L’evento rappresenta un momento di forte valore istituzionale e formativo, rivolto agli alunni della Scuola dell’Infanzia, della Scuola Primaria e della Scuola Secondaria di primo grado del territorio comunale. Una partecipazione che si preannuncia ampia e sentita, segno di una crescente attenzione verso i temi della legalità ambientale e della responsabilità civica.
Nel corso della manifestazione, gli studenti saranno protagonisti di un gesto simbolico ma altamente significativo: l’adozione de “L’Albero del Giudice Giovanni Falcone”, un’iniziativa che intreccia il valore della memoria civile con l’impegno quotidiano per la salvaguardia dell’ambiente. Un modo concreto per avvicinare le nuove generazioni ai principi della legalità attraverso azioni tangibili e condivise.
A portare il proprio contributo istituzionale saranno il Sindaco Stefano Pelloni, l’Avvocato Umberto Pallone, Vicesindaco e Assessore all’Istruzione, e la Dirigente Scolastica Stefania Giammaria. Accanto a loro interverranno rappresentanti delle forze dell’ordine e del territorio, tra cui il Luogotenente Giuseppe Stolfa del Reparto Carabinieri Biodiversità, il Maresciallo Raffaele Serino della Stazione dei Carabinieri di Vico nel Lazio, il Maresciallo Giovanni Ropele dei Carabinieri Forestali di Guarcino, oltre al Parroco Don Luigi Battisti.

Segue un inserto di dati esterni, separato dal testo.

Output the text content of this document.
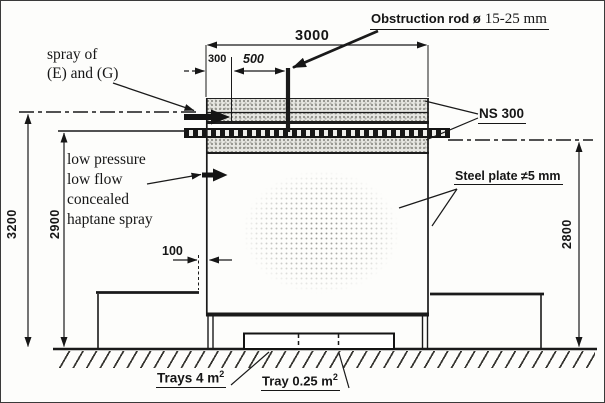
Obstruction rod ø 15-25 mm
spray of
(E) and (G)
low pressure
low flow
concealed
haptane spray
NS 300
Steel plate ≠5 mm
Trays 4 $m^2$	Tray 0.25 $m^2$
3000
300 500
100
3200 2900	2800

La giornata si inserisce in un percorso più ampio di sensibilizzazione che punta a costruire una coscienza ambientale consapevole fin dalla giovane età, valorizzando il ruolo della scuola e delle istituzioni come presidi fondamentali di crescita civile.
Un appuntamento che unisce istituzioni, scuola e comunità nel segno di un futuro più sostenibile, dove la memoria e l’impegno quotidiano diventano strumenti concreti di cambiamento.